2nd Lesson of APFT Leadership – A Universal, Published Standard of Performance. When completing the APFT, there is a universal grading scale based on soldier age for all events. There are even clear grading standards for injured soldiers to take alternate fitness events, so they can qualify on the APFT. The leadership lesson is that the standards for good to poor task execution should be clear, published, and known to everyone. Evaluating the same task with different scoring standards, unknown scoring standards, or varying standards is a way to destroy an organization. I took the APFT in Korea on a -15F day, at Fort Bragg, NC on a 95F day, and at Fort Carson, CO at a little less than 6,000 feet of altitude. No matter the conditions, the scoring standard was always the same. Equally applied and universally communicated standards make for great leadership.

3rd Lesson of APFT Leadership – No Hiding – Everyone Sees Your Effort. When you take the APFT, you take it with your entire military unit from 30 to 700 people. This level of “in front” leadership is vital to maintain and promote high standards. The leadership lesson is that leaders must be seen doing, communicating, and executing the most difficult tasks in front of their personnel.

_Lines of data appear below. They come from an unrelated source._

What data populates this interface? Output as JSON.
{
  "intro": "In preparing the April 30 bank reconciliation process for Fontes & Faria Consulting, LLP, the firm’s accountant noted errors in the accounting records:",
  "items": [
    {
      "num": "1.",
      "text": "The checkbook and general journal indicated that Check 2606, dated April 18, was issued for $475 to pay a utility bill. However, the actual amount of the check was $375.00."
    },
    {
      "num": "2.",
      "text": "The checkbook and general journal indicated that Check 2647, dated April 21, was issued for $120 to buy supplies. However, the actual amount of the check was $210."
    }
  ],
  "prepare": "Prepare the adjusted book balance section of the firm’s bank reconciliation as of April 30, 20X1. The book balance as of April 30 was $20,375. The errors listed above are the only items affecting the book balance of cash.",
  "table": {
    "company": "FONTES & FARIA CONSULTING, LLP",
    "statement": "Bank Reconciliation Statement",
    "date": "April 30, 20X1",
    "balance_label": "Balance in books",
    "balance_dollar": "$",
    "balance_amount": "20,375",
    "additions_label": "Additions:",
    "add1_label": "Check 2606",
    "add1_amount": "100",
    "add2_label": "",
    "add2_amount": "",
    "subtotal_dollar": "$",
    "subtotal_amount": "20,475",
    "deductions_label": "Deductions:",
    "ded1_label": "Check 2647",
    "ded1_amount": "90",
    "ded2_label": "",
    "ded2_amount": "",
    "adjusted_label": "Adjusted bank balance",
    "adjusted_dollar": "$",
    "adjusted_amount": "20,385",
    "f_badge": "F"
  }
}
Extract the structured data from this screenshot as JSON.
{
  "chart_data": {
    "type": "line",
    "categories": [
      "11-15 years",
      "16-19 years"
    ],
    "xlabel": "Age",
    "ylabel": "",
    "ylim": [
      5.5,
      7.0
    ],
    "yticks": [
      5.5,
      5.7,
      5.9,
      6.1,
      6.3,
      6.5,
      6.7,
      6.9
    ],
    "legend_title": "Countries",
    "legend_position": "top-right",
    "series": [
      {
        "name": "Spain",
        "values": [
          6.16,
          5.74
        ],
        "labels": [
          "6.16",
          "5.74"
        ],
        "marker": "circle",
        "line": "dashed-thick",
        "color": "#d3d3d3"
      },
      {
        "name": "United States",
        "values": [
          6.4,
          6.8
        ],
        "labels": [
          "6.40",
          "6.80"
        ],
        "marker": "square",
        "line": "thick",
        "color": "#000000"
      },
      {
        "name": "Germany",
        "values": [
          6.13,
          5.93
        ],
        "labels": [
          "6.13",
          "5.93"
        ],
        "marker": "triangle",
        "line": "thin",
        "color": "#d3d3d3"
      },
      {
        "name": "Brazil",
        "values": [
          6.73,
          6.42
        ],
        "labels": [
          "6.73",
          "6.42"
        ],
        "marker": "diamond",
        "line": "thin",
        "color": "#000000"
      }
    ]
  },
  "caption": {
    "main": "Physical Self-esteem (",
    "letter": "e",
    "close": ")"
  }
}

4th Lesson of APFT Leadership – Ethics in Small Events Sets Standard for Large Events. The APFT was a very small training event, but small events well performed set the standard for larger events. As units rotated to Iraq and Afghanistan, every soldier needed to know how to operate multiple weapons, put on a tourniquet, radio for a medical evacuation, and say “hello” in the local language. Just like the APFT, the same universal training, testing, and hands on performance is followed by the entire unit. The leadership lesson is that performing the smallest events well sets the ethical standards for the entire group and future “large” events.

5th Lesson of APFT Leadership – Great Leaders Retrain & Retest – Not Terminate. Soldiers and even leaders all experience a time when they perform poorly or even fail the APFT. The US Army has a plan to re-train, rehearse, and then re-test for the APFT. When a soldier fails an event, the first step is to retrain them, so they know how to perform the test correctly. The leadership lesson is that great leaders train, coach, and develop performance, not terminate when performance is low.

During my time in the US Army, the simplest events, parachuting, weapons qualification, and the APFT set the standard for my most difficult time in Bosnia and Iraq because I had been trained to do the simple well, which made the complex a challenge I knew I could face. Great training by great officers and sergeants made me embrace high standards during adversity that enabled a leadership formula of success.


Chad Storlie is a Retired US Army Special Forces Officer, author of two books, and has been published in over 190 publications. The opinions expressed are those of the author.